This piece looks at the solutions available to the age old problem of cash flow and how they can be used to alleviate the burden on your business.
VAT and cash flow
As a VAT registered business you may be familiar with the situation of slow paying customers and the cash burden on your VAT bill. The simple way to alleviate the cash burden is to use the cash accounting scheme. However, if your business does not meet the conditions for this scheme there may another solution to help ease the cash flow burden.
A tax point is the date a transaction takes place for VAT purposes and the rules vary. Usually, the tax point for VAT is the earlier of the date that you make the supply; issue an invoice if it’s within 14 days of the supply; or when you receive payment.

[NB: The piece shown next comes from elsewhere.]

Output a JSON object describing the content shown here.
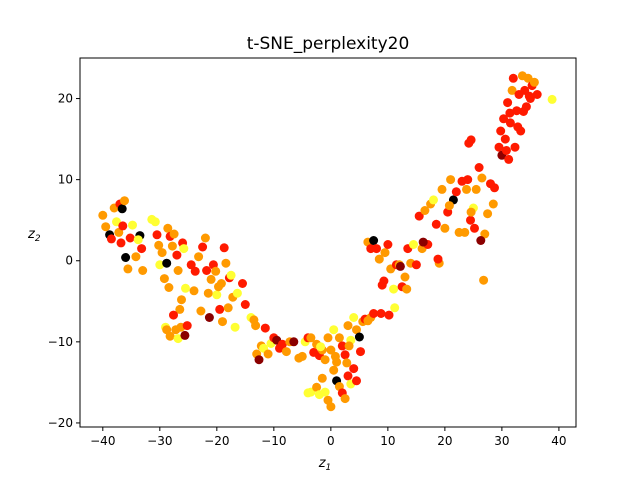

Continuous supplies of services
A continuous supply is one that involves an open-ended contract. One-off service spread over a long period are not a continuous supply. For example, an IT consultant who’s been contracted to set up a computer system isn’t making a continuous supply, even if it takes a year, because once the job is done the contract ends. The same work would be part of a continuous supply if it were just part of an open-ended contract to supply IT support.
Revised VAT point
With a supply of continuous services the tax point occurs on the earliest of the issue of a VAT invoice and when payment is received. If the payment is received without issuing an invoice the VAT is delayed until you get paid and thus eliminating the cash flow issue around VAT.
Get the paperwork right
The request for payment mustn’t show your VAT number or an amount of VAT. It would be prudent to include the wording “This is not a VAT invoice”.